Oh I'm just counting

Solos, solas. Por Myriam Verdugo Godoy. Periodista, Vicepresidenta DC

Este gobierno va a pasar a la historia por varios hechos y por varios símbolos negativos. Asumieron después de doce años de tratar de llegar al poder el Presidente Kast. Ello podría hacer suponer el contar con un sólido plan y con el personal idóneo para llevar a cabo sus “transformaciones”. 
 
No fue así, se trató de doce años de crítica permanente a cada gobierno; de doce años en los que se montó un sistema comunicacional efectivo y demoledor. Nadie se escapó de la crítica ácida, del comentario burlón, de la mentira instalada. 
 
El único plan diseñado con empeño, fue el orientado a favorecer al gran empresariado: disminución del impuesto corporativo de 27 a 23 por ciento; invariabilidad tributaria para grandes inversiones que superen los 350 millones de dólares, reintegración del sistema tributario y un impuesto único de 10% para bienes declarados en el extranjero o repatriados; simplificación de los permisos ambientales; exención de pago de contribuciones para primera vivienda de adultos mayores que favorecerá principalmente a propietarios de las tres comunas más ricas. 
 
Este diseño sí venía preparado y bien preparado. Lo otro se trata sólo de desmantelar: ahora van por los derechos laborales conseguidos en décadas de lucha sindical; debilitamiento de la salud, educación, vivienda y cultura vía reducción de presupuestos; ataque frontal a los avances logrados por las mujeres en temas como el aborto en tres causales. Al ruedo acaban de sacar la privatización de Codelco y sus irresponsables líderes de opinión ofrecen la entrega de dos millones de pesos a cada chileno como producto de esta eventual venta al mundo privado. 
 
¿Con qué cuentan para este avance destructivo, que afecta a la clase media y a los pobres?

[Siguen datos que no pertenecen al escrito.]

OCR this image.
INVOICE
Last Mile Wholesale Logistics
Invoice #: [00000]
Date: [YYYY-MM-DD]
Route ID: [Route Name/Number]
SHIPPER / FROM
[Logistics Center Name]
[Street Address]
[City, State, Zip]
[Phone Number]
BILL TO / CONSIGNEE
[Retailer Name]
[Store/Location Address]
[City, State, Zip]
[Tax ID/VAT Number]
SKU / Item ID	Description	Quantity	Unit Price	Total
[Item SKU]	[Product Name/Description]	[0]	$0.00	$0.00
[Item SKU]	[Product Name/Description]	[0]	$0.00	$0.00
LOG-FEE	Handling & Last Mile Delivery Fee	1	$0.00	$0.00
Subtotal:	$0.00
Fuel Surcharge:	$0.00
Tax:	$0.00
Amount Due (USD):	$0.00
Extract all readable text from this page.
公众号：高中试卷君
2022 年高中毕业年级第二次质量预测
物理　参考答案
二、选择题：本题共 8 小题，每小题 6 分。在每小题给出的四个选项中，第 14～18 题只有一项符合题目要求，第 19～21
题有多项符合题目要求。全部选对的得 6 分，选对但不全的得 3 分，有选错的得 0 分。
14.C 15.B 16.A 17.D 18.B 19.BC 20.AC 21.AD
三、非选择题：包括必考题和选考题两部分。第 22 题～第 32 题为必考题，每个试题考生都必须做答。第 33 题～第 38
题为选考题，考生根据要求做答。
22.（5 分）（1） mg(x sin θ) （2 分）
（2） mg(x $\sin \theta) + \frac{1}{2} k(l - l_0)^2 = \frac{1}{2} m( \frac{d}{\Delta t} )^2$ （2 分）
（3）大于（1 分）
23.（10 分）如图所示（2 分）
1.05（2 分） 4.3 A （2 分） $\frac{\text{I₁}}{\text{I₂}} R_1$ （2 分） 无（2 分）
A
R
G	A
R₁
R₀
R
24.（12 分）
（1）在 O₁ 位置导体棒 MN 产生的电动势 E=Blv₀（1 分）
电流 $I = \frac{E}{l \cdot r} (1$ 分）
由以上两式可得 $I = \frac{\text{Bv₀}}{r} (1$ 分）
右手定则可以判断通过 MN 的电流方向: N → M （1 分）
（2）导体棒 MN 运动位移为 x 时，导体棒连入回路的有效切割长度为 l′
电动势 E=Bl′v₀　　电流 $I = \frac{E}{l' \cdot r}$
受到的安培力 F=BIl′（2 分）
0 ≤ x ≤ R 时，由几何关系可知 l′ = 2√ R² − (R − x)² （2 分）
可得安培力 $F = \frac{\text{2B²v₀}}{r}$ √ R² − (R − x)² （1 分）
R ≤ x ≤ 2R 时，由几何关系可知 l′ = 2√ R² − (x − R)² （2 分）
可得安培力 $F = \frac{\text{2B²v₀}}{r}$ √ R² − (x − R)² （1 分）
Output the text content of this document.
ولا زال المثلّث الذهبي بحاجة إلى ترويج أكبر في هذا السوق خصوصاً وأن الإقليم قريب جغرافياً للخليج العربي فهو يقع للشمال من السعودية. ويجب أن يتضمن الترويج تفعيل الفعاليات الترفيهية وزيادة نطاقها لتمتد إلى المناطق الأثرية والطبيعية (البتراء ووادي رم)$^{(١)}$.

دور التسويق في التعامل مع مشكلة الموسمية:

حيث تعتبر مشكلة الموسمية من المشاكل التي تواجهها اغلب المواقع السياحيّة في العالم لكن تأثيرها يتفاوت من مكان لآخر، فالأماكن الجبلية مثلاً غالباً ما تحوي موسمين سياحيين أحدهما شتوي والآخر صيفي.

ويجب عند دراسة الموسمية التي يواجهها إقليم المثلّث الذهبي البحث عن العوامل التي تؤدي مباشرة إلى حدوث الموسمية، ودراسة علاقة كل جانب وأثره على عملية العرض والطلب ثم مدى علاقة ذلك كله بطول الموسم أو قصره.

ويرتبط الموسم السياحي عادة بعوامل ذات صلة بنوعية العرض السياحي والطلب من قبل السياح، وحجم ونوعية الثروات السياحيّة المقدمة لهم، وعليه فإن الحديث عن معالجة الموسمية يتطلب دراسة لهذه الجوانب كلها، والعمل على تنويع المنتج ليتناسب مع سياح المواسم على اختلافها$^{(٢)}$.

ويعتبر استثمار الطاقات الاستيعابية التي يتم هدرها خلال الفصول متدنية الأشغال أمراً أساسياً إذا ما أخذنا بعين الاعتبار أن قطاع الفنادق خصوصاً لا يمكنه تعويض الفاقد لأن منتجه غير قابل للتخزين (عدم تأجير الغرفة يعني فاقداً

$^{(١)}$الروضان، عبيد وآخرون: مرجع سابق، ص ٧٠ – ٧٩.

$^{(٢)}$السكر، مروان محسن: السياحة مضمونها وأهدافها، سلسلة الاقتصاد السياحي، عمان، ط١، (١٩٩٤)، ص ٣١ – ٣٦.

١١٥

Cuenta con el relato construido a través de pseudomedios llenos de gritones y gritonas que irresponsablemente lanzan acusaciones, promesas, levantan fatuos liderazgos, promueven a nefastos/as influencers. El triunfo de la liviandad y de la ignorancia supina. 
 
Y en este presente oscuro, chilenos y chilenas, además, hemos tenido que enfrentar un crudo invierno, derivado de los efectos del cambio climático; ese que esta misma derecha que nos está gobernando insiste en ignorar o minimizar. 
 
Lluvia inclemente, vientos arrachados, trombas, tornados, marejadas, frío, isotermas altas que abundan más los niveles de agua en ríos, esteros, lagos. Miles de damnificados, muertos, caminos destruidos, puentes cortados. Todo ello con una presencia más que acotada de “las autoridades” del nivel central.
 
Por ello de nuevo la señora Juanita, la señora Rosa, doña María, Pedro, Juan y Diego tuvieron que unirse y entregar el apoyo solidario que a veces aparece en este Chile algo más que individualista. Porque la gente -ese pueblo que no quiere llamarse pueblo porque así lo indica la cultura que se impuso-, tuvo que recordar y poner en acción nuevamente eso de darse una mano. Porque, para que estamos con cosas, estamos solos y solas en este desastre climático. Tan sólo y solas que mañana este gobierno y los empresarios que tan bien representa, volverán a intentar construir en orillas de playa, de ríos, en dunas, en humedales. Total, si algo pasa de nuevo las vecinas irán en socorro de sus vecinos, de sus vecinas, de sus mascotas. 
 
Un Chile que estuvo a punto de pasar a las grandes ligas, esas de países con necesidades básicas cubiertas, se muestra hoy como un proyecto frustrado, que estuvo a punto de, pero que al final era de cartón.